The company completed more acquisitions throughout the years. In 1999, the company acquired Century Title Agency. In 2001, the company acquired Emerald Builders and Fortress Homes and Communities of Florida. In 2002, the company acquired Schuler Homes. The company also acquired 300 acres in McKinney, Texas.

In 2013, the company re-entered the Nashville market.

In April 2015, the company acquired Pacific Ridge Homes, based in Seattle, for $72 million. The acquisition included 350 lots, 90 homes in inventory and 40 homes in sales order backlog. Horton also acquired control of about 400 lots through option contracts.

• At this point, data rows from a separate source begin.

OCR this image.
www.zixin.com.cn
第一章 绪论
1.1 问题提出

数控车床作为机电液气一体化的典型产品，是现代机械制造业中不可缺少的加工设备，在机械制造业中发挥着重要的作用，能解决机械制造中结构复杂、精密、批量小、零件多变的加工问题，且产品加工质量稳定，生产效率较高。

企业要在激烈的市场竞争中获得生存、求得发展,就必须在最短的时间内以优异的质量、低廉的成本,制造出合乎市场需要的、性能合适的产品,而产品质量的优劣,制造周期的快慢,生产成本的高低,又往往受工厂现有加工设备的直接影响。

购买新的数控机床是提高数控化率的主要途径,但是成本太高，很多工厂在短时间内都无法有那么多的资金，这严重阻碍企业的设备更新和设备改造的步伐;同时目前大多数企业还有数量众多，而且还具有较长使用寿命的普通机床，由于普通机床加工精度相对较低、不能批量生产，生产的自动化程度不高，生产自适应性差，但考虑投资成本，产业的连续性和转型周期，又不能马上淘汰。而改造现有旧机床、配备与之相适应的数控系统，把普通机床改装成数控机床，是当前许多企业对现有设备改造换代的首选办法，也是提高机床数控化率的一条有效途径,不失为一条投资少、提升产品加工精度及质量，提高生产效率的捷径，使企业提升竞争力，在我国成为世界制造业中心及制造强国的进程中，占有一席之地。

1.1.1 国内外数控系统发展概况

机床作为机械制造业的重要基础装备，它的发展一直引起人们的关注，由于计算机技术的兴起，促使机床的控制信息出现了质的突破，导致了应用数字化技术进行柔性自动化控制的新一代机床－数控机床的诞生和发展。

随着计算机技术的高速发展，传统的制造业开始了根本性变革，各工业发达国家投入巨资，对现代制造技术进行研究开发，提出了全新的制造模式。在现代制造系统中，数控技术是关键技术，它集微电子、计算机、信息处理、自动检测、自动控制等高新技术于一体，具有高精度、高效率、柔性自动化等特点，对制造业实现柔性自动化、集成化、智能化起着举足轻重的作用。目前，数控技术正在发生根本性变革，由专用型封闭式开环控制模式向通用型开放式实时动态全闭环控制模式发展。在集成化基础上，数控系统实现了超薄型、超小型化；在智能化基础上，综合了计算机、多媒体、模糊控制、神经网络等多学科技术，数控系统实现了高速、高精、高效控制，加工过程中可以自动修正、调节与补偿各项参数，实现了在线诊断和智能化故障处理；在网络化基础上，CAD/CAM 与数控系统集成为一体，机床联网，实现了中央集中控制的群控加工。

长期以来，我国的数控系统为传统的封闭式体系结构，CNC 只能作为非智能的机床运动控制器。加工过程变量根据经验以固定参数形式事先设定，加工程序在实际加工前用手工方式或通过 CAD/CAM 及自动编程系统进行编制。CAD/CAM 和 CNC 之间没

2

In May 2015, the company received approval from the Honolulu City Council to begin construction on an 11,750-home planned community in West Oahu, Hawaii.

In 2016, the company acquired Wilson Parker Homes for $90 million. In 2017, the company moved its headquarters from Fort Worth, Texas, to Arlington, Texas. In 2018, the company acquired Terramor Homes, Classic Builders, and Westport Homes.

On May 17, 2024, the company announced the passing of its founder and chairman, Donald R. Horton, who suddenly died at the age of 74. Company representatives believe the cause of death was a heart attack. Following Horton's death, the board appointed the company's Executive Vice Chairman, David V. Auld, as the new executive chairman.

==Controversies==
The Supreme Court of the United States heard the appeal of a case in which the National Labor Relations Board held that the company violated the National Labor Relations Act (NLRA) by requiring its employees to sign an arbitration agreement that prohibited them from pursuing claims in a collective or class action. In 2018 the Supreme Court ruled in favor of D.R. Horton, stating that the company's actions did not violate the NLRA or the Federal Arbitration Act.